The first indication of the style to come is the room's door. Made of California knotty poplar, Flanigan and his crew of 15 -- many of whom are California artisans he flies in to do specialty work -- used chisels to distress the wood. That look concerned the homeowner, he said,  but after sanding them with steel wool and applying 19 layers of stain and lacquer he recalls that she said, "Oh, my god. I want every door in the house to be like this."

And so they are.

"Touch them," Flanigan suggested. "They feel like fine furniture."

All along the high ceilings in the room are expertly finished dentil and egg-and-dart mouldings that look as if they were right out of 19-century France. The mouldings are made of a flexible material by J.P. Weaver of Glendale, California, which gave Flanigan -- you guessed it -- flexibility in how he layered them with special finishes throughout the house.

"You can put all this great moulding in this house, but if you don't finish it, it's not the same," he said.

The laundry room cabinets were nothing special, Flanigan said, until his crew tricked them out with a crackle finish and coated them with the "finest clear coats in the world." The limestone floor tiles with black diamond accents came from Home Depot. He said he buys a big lot of tiles, weeds out the less desirable ones, and returns them for a refund.

This and other money-saving steps allowed Flanigan to put more money into adorning the house with permanent finishes, such as the laundry room's polished plaster walls, which require a technique using crushed marble.

Basement theater

Whereas the living space upstairs is reminiscent of a bright French bistro, the downstairs is dark and a blend of 19th century charm and 20th century technology -- think jukebox, arcade game, pinball machine, modern kitchen with Black Mambas granite countertop and six-seat game table. Contrasting greatly is the cozy, brick-veneered wine cellar and the splashy theater room.

The 75-bottle cellar used to be a homework room, but the theater is part of Flanigan's addition. He calls it "the sleepover capital of the world." And for good reason. There are nine cushy seats with LED adjustment controls that youngsters expect, sub-woofers underneath the chair platform and two inches of sound board behind the walls. And there's room for 10 or more sleeping bags to be spread out on the floor. Plus, the screen is 5-by-10 feet, and the movie sound system is "sonically frickin' perfect."

In addition to the technology of the theater, its design attains the 5-star hotel standard Flanigan wanted. Black is the new black in this room. The coffered ceiling and paneled, damask fabric wall framing is black with gilding and lush lighting.

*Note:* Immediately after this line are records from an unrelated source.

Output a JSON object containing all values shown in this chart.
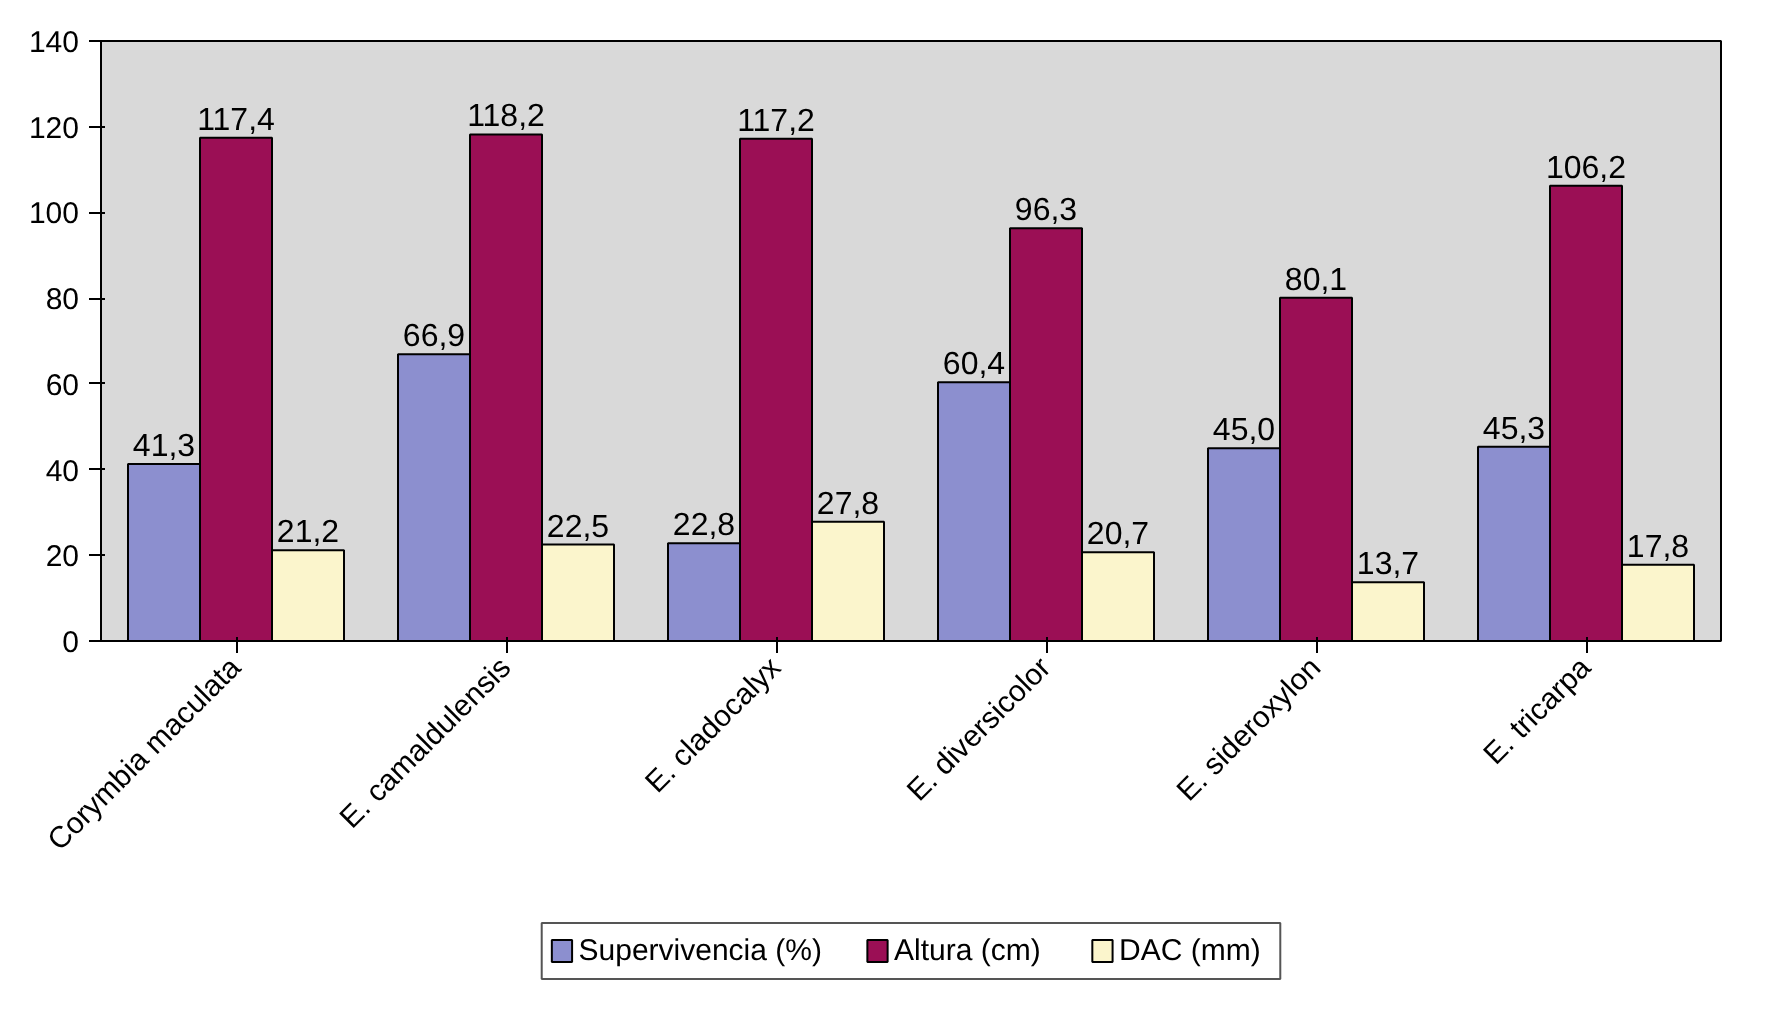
{
  "chart_data": {
    "type": "bar",
    "categories": [
      "Corymbia maculata",
      "E. camaldulensis",
      "E. cladocalyx",
      "E. diversicolor",
      "E. sideroxylon",
      "E. tricarpa"
    ],
    "series": [
      {
        "name": "Supervivencia (%)",
        "color": "#8c8fcf",
        "values": [
          41.3,
          66.9,
          22.8,
          60.4,
          45.0,
          45.3
        ],
        "value_labels": [
          "41,3",
          "66,9",
          "22,8",
          "60,4",
          "45,0",
          "45,3"
        ]
      },
      {
        "name": "Altura (cm)",
        "color": "#9b0f55",
        "values": [
          117.4,
          118.2,
          117.2,
          96.3,
          80.1,
          106.2
        ],
        "value_labels": [
          "117,4",
          "118,2",
          "117,2",
          "96,3",
          "80,1",
          "106,2"
        ]
      },
      {
        "name": "DAC (mm)",
        "color": "#fbf5cc",
        "values": [
          21.2,
          22.5,
          27.8,
          20.7,
          13.7,
          17.8
        ],
        "value_labels": [
          "21,2",
          "22,5",
          "27,8",
          "20,7",
          "13,7",
          "17,8"
        ]
      }
    ],
    "ylim": [
      0,
      140
    ],
    "yticks": [
      0,
      20,
      40,
      60,
      80,
      100,
      120,
      140
    ],
    "grid": false,
    "legend": "bottom"
  }
}
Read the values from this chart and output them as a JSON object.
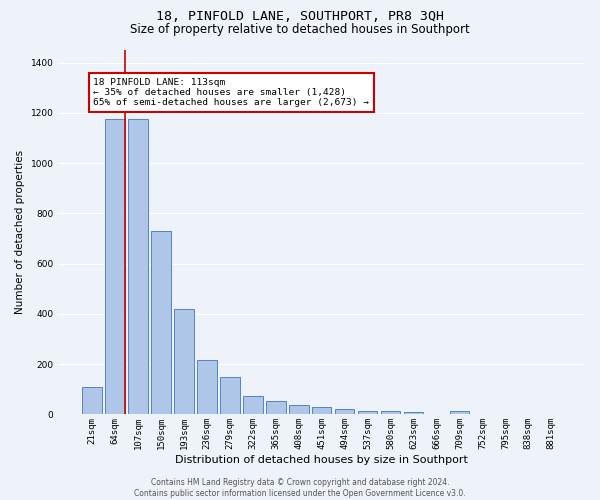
{
  "title": "18, PINFOLD LANE, SOUTHPORT, PR8 3QH",
  "subtitle": "Size of property relative to detached houses in Southport",
  "xlabel": "Distribution of detached houses by size in Southport",
  "ylabel": "Number of detached properties",
  "categories": [
    "21sqm",
    "64sqm",
    "107sqm",
    "150sqm",
    "193sqm",
    "236sqm",
    "279sqm",
    "322sqm",
    "365sqm",
    "408sqm",
    "451sqm",
    "494sqm",
    "537sqm",
    "580sqm",
    "623sqm",
    "666sqm",
    "709sqm",
    "752sqm",
    "795sqm",
    "838sqm",
    "881sqm"
  ],
  "values": [
    108,
    1175,
    1175,
    730,
    420,
    218,
    148,
    72,
    52,
    38,
    28,
    22,
    15,
    12,
    10,
    0,
    12,
    0,
    0,
    0,
    0
  ],
  "bar_color": "#aec6e8",
  "bar_edge_color": "#4472c4",
  "property_line_color": "#cc0000",
  "annotation_text": "18 PINFOLD LANE: 113sqm\n← 35% of detached houses are smaller (1,428)\n65% of semi-detached houses are larger (2,673) →",
  "annotation_box_color": "#ffffff",
  "annotation_box_edge_color": "#cc0000",
  "footer_line1": "Contains HM Land Registry data © Crown copyright and database right 2024.",
  "footer_line2": "Contains public sector information licensed under the Open Government Licence v3.0.",
  "ylim": [
    0,
    1450
  ],
  "background_color": "#eef2f9",
  "plot_background": "#eef2f9",
  "grid_color": "#ffffff",
  "title_fontsize": 9.5,
  "subtitle_fontsize": 8.5,
  "axis_label_fontsize": 8,
  "tick_fontsize": 6.5,
  "ylabel_fontsize": 7.5
}
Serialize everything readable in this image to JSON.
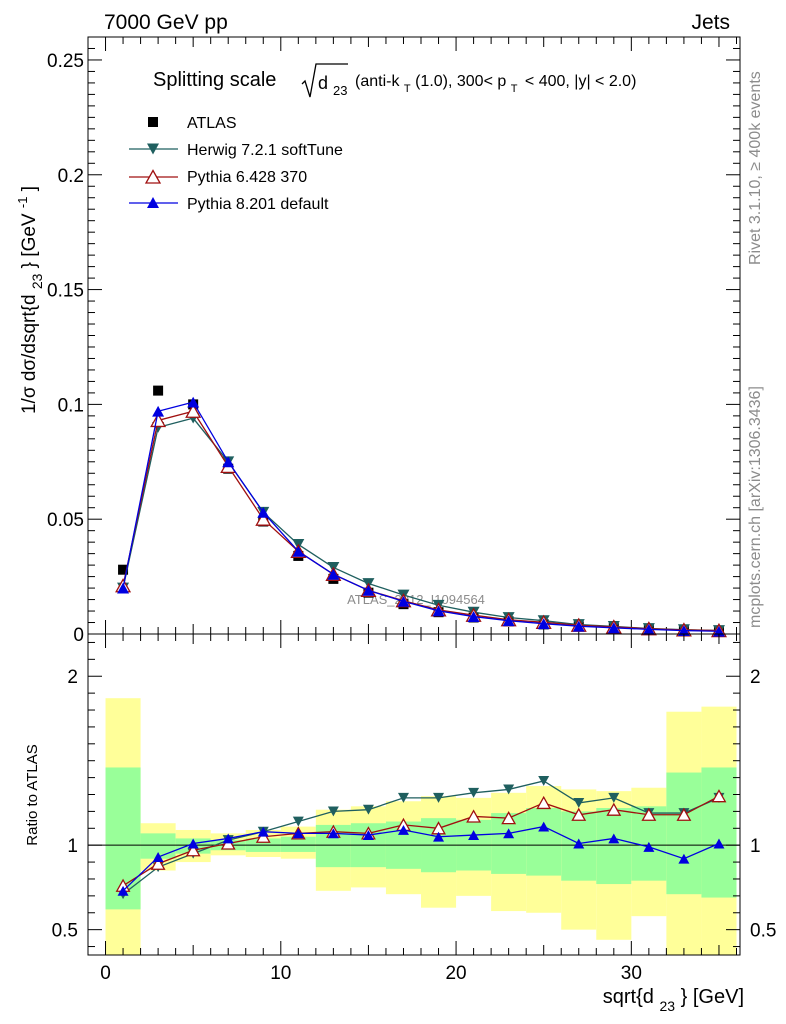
{
  "header": {
    "left": "7000 GeV pp",
    "right": "Jets"
  },
  "side": {
    "rivet": "Rivet 3.1.10, ≥ 400k events",
    "mcplots": "mcplots.cern.ch [arXiv:1306.3436]"
  },
  "watermark": "ATLAS_2012_I1094564",
  "chart_data": [
    {
      "type": "line",
      "title_parts": {
        "main": "Splitting scale",
        "radicand": "d",
        "radicand_sub": "23",
        "cut_a": "(anti-k",
        "cut_a_sub": "T",
        "cut_b": "(1.0), 300< p",
        "cut_b_sub": "T",
        "cut_c": "< 400, |y| < 2.0)"
      },
      "ylabel_parts": {
        "a": "1/σ dσ/dsqrt{d",
        "a_sub": "23",
        "b": "} [GeV",
        "b_sup": "-1",
        "c": "]"
      },
      "xlabel_parts": {
        "a": "sqrt{d",
        "a_sub": "23",
        "b": "} [GeV]"
      },
      "xlim": [
        -1,
        36.2
      ],
      "ylim": [
        0,
        0.26
      ],
      "x_ticks": [
        0,
        10,
        20,
        30
      ],
      "x_tick_labels": [
        "0",
        "10",
        "20",
        "30"
      ],
      "y_ticks": [
        0,
        0.05,
        0.1,
        0.15,
        0.2,
        0.25
      ],
      "y_tick_labels": [
        "0",
        "0.05",
        "0.1",
        "0.15",
        "0.2",
        "0.25"
      ],
      "legend_position": "top-left",
      "x": [
        1,
        3,
        5,
        7,
        9,
        11,
        13,
        15,
        17,
        19,
        21,
        23,
        25,
        27,
        29,
        31,
        33,
        35
      ],
      "series": [
        {
          "name": "ATLAS",
          "color": "#000000",
          "marker": "square",
          "line": false,
          "values": [
            0.028,
            0.106,
            0.1,
            0.072,
            0.049,
            0.034,
            0.024,
            0.018,
            0.013,
            0.0095,
            0.0072,
            0.0055,
            0.0042,
            0.0033,
            0.0026,
            0.002,
            0.0016,
            0.0012
          ]
        },
        {
          "name": "Herwig 7.2.1 softTune",
          "color": "#1f5f5f",
          "marker": "triangle-down",
          "line": true,
          "values": [
            0.02,
            0.09,
            0.094,
            0.075,
            0.053,
            0.039,
            0.029,
            0.022,
            0.017,
            0.0125,
            0.0095,
            0.0072,
            0.0058,
            0.0041,
            0.0033,
            0.0024,
            0.0019,
            0.0015
          ]
        },
        {
          "name": "Pythia 6.428 370",
          "color": "#a01010",
          "marker": "triangle-up-open",
          "line": true,
          "values": [
            0.021,
            0.093,
            0.097,
            0.073,
            0.05,
            0.036,
            0.026,
            0.019,
            0.0145,
            0.0105,
            0.0082,
            0.0062,
            0.0051,
            0.0038,
            0.0031,
            0.0023,
            0.0018,
            0.0015
          ]
        },
        {
          "name": "Pythia 8.201 default",
          "color": "#0000e0",
          "marker": "triangle-up",
          "line": true,
          "values": [
            0.02,
            0.097,
            0.101,
            0.075,
            0.053,
            0.036,
            0.026,
            0.019,
            0.0142,
            0.0101,
            0.0076,
            0.0058,
            0.0045,
            0.0034,
            0.0027,
            0.002,
            0.0015,
            0.0012
          ]
        }
      ]
    },
    {
      "type": "line",
      "ylabel": "Ratio to ATLAS",
      "xlim": [
        -1,
        36.2
      ],
      "ylim": [
        0.35,
        2.25
      ],
      "y_ticks": [
        0.5,
        1,
        2
      ],
      "y_tick_labels": [
        "0.5",
        "1",
        "2"
      ],
      "reference_line": 1,
      "x": [
        1,
        3,
        5,
        7,
        9,
        11,
        13,
        15,
        17,
        19,
        21,
        23,
        25,
        27,
        29,
        31,
        33,
        35
      ],
      "bins": [
        [
          0,
          2
        ],
        [
          2,
          4
        ],
        [
          4,
          6
        ],
        [
          6,
          8
        ],
        [
          8,
          10
        ],
        [
          10,
          12
        ],
        [
          12,
          14
        ],
        [
          14,
          16
        ],
        [
          16,
          18
        ],
        [
          18,
          20
        ],
        [
          20,
          22
        ],
        [
          22,
          24
        ],
        [
          24,
          26
        ],
        [
          26,
          28
        ],
        [
          28,
          30
        ],
        [
          30,
          32
        ],
        [
          32,
          34
        ],
        [
          34,
          36
        ]
      ],
      "band_outer": [
        [
          0.35,
          1.87
        ],
        [
          0.85,
          1.13
        ],
        [
          0.9,
          1.09
        ],
        [
          0.94,
          1.07
        ],
        [
          0.93,
          1.09
        ],
        [
          0.92,
          1.11
        ],
        [
          0.73,
          1.21
        ],
        [
          0.75,
          1.23
        ],
        [
          0.71,
          1.26
        ],
        [
          0.63,
          1.29
        ],
        [
          0.7,
          1.28
        ],
        [
          0.61,
          1.31
        ],
        [
          0.6,
          1.35
        ],
        [
          0.5,
          1.33
        ],
        [
          0.44,
          1.32
        ],
        [
          0.58,
          1.34
        ],
        [
          0.35,
          1.79
        ],
        [
          0.35,
          1.82
        ]
      ],
      "band_inner": [
        [
          0.62,
          1.46
        ],
        [
          0.92,
          1.07
        ],
        [
          0.95,
          1.04
        ],
        [
          0.97,
          1.03
        ],
        [
          0.96,
          1.04
        ],
        [
          0.96,
          1.05
        ],
        [
          0.87,
          1.12
        ],
        [
          0.87,
          1.13
        ],
        [
          0.86,
          1.14
        ],
        [
          0.84,
          1.16
        ],
        [
          0.85,
          1.15
        ],
        [
          0.83,
          1.19
        ],
        [
          0.82,
          1.22
        ],
        [
          0.79,
          1.2
        ],
        [
          0.77,
          1.22
        ],
        [
          0.79,
          1.23
        ],
        [
          0.71,
          1.43
        ],
        [
          0.69,
          1.46
        ]
      ],
      "series": [
        {
          "name": "Herwig 7.2.1 softTune",
          "color": "#1f5f5f",
          "marker": "triangle-down",
          "values": [
            0.71,
            0.87,
            0.95,
            1.03,
            1.08,
            1.14,
            1.2,
            1.21,
            1.28,
            1.28,
            1.31,
            1.33,
            1.38,
            1.25,
            1.28,
            1.19,
            1.19,
            1.28
          ]
        },
        {
          "name": "Pythia 6.428 370",
          "color": "#a01010",
          "marker": "triangle-up-open",
          "values": [
            0.76,
            0.89,
            0.97,
            1.01,
            1.05,
            1.07,
            1.08,
            1.07,
            1.12,
            1.1,
            1.17,
            1.16,
            1.25,
            1.18,
            1.21,
            1.18,
            1.18,
            1.29
          ]
        },
        {
          "name": "Pythia 8.201 default",
          "color": "#0000e0",
          "marker": "triangle-up",
          "values": [
            0.73,
            0.93,
            1.01,
            1.04,
            1.08,
            1.07,
            1.07,
            1.06,
            1.09,
            1.05,
            1.06,
            1.07,
            1.11,
            1.01,
            1.04,
            0.99,
            0.92,
            1.01
          ]
        }
      ]
    }
  ]
}
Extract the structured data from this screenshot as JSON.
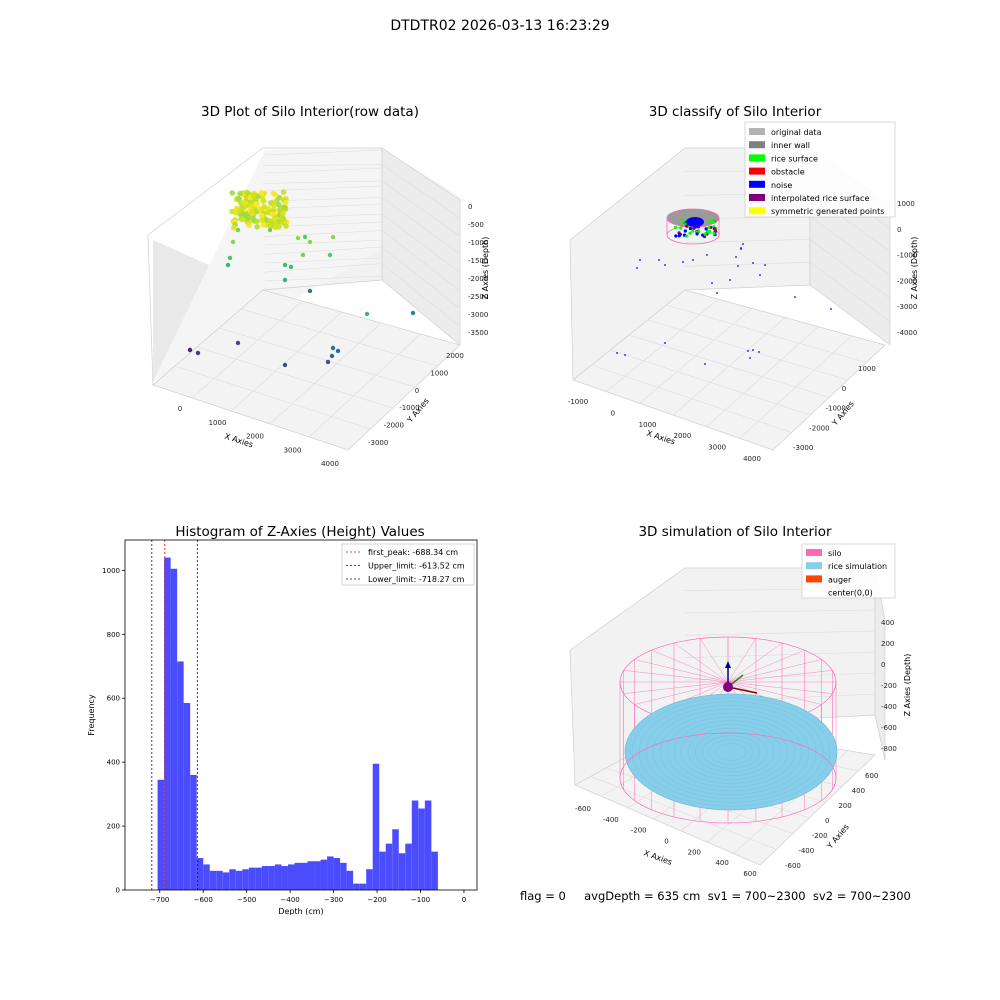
{
  "suptitle": "DTDTR02 2026-03-13 16:23:29",
  "footer": "flag = 0     avgDepth = 635 cm  sv1 = 700~2300  sv2 = 700~2300",
  "chart_data": [
    {
      "type": "scatter3d",
      "title": "3D Plot of Silo Interior(row data)",
      "xlabel": "X Axies",
      "ylabel": "Y Axies",
      "zlabel": "Z Axies (Depth)",
      "xticks": [
        "0",
        "1000",
        "2000",
        "3000",
        "4000"
      ],
      "yticks": [
        "2000",
        "1000",
        "0",
        "-1000",
        "-2000",
        "-3000"
      ],
      "zticks": [
        "0",
        "-500",
        "-1000",
        "-1500",
        "-2000",
        "-2500",
        "-3000",
        "-3500"
      ],
      "colormap": "viridis"
    },
    {
      "type": "scatter3d",
      "title": "3D classify of Silo Interior",
      "xlabel": "X Axies",
      "ylabel": "Y Axies",
      "zlabel": "Z Axies (Depth)",
      "xticks": [
        "-1000",
        "0",
        "1000",
        "2000",
        "3000",
        "4000"
      ],
      "yticks": [
        "1000",
        "0",
        "-1000",
        "-2000",
        "-3000"
      ],
      "zticks": [
        "1000",
        "0",
        "-1000",
        "-2000",
        "-3000",
        "-4000"
      ],
      "legend_position": "top-right",
      "legend": [
        {
          "label": "original data",
          "color": "#b3b3b3"
        },
        {
          "label": "inner wall",
          "color": "#808080"
        },
        {
          "label": "rice surface",
          "color": "#00ff00"
        },
        {
          "label": "obstacle",
          "color": "#ff0000"
        },
        {
          "label": "noise",
          "color": "#0000ff"
        },
        {
          "label": "interpolated rice surface",
          "color": "#800080"
        },
        {
          "label": "symmetric generated points",
          "color": "#ffff00"
        }
      ]
    },
    {
      "type": "bar",
      "title": "Histogram of Z-Axies (Height) Values",
      "xlabel": "Depth (cm)",
      "ylabel": "Frequency",
      "xlim": [
        -780,
        30
      ],
      "ylim": [
        0,
        1095
      ],
      "xticks": [
        -700,
        -600,
        -500,
        -400,
        -300,
        -200,
        -100,
        0
      ],
      "yticks": [
        0,
        200,
        400,
        600,
        800,
        1000
      ],
      "bar_color": "#4c4cff",
      "bin_start": -705,
      "bin_width": 15,
      "values": [
        345,
        1040,
        1005,
        715,
        585,
        360,
        100,
        80,
        60,
        60,
        55,
        65,
        60,
        65,
        70,
        70,
        75,
        75,
        80,
        75,
        80,
        85,
        85,
        90,
        90,
        95,
        105,
        100,
        85,
        60,
        20,
        20,
        65,
        395,
        120,
        145,
        190,
        115,
        145,
        280,
        255,
        280,
        120
      ],
      "lines": [
        {
          "label": "first_peak: -688.34 cm",
          "value": -688.34,
          "color": "#ff0000"
        },
        {
          "label": "Upper_limit: -613.52 cm",
          "value": -613.52,
          "color": "#0000bb"
        },
        {
          "label": "Lower_limit: -718.27 cm",
          "value": -718.27,
          "color": "#0000bb"
        }
      ],
      "legend_position": "top-right"
    },
    {
      "type": "surface3d",
      "title": "3D simulation of Silo Interior",
      "xlabel": "X Axies",
      "ylabel": "Y Axies",
      "zlabel": "Z Axies (Depth)",
      "xticks": [
        "-600",
        "-400",
        "-200",
        "0",
        "200",
        "400",
        "600"
      ],
      "yticks": [
        "600",
        "400",
        "200",
        "0",
        "-200",
        "-400",
        "-600"
      ],
      "zticks": [
        "400",
        "200",
        "0",
        "-200",
        "-400",
        "-600",
        "-800"
      ],
      "legend_position": "top-right",
      "legend": [
        {
          "label": "silo",
          "color": "#ff69b4"
        },
        {
          "label": "rice simulation",
          "color": "#87ceeb"
        },
        {
          "label": "auger",
          "color": "#ff4500"
        },
        {
          "label": "center(0,0)",
          "color": ""
        }
      ]
    }
  ]
}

Even the mirror over the beverage and candy serving bar is black.

"I like Hollywood and wanted to give it that Old World look," Flanigan said. "We didn't spare any expense down here."

Although he said he cut corners where he could -- remember those Home Depot tiles? -- the project ended up costing about $3.5 million. That's $2.5 million more than was spent on the Indian Hill remodel we missed out on.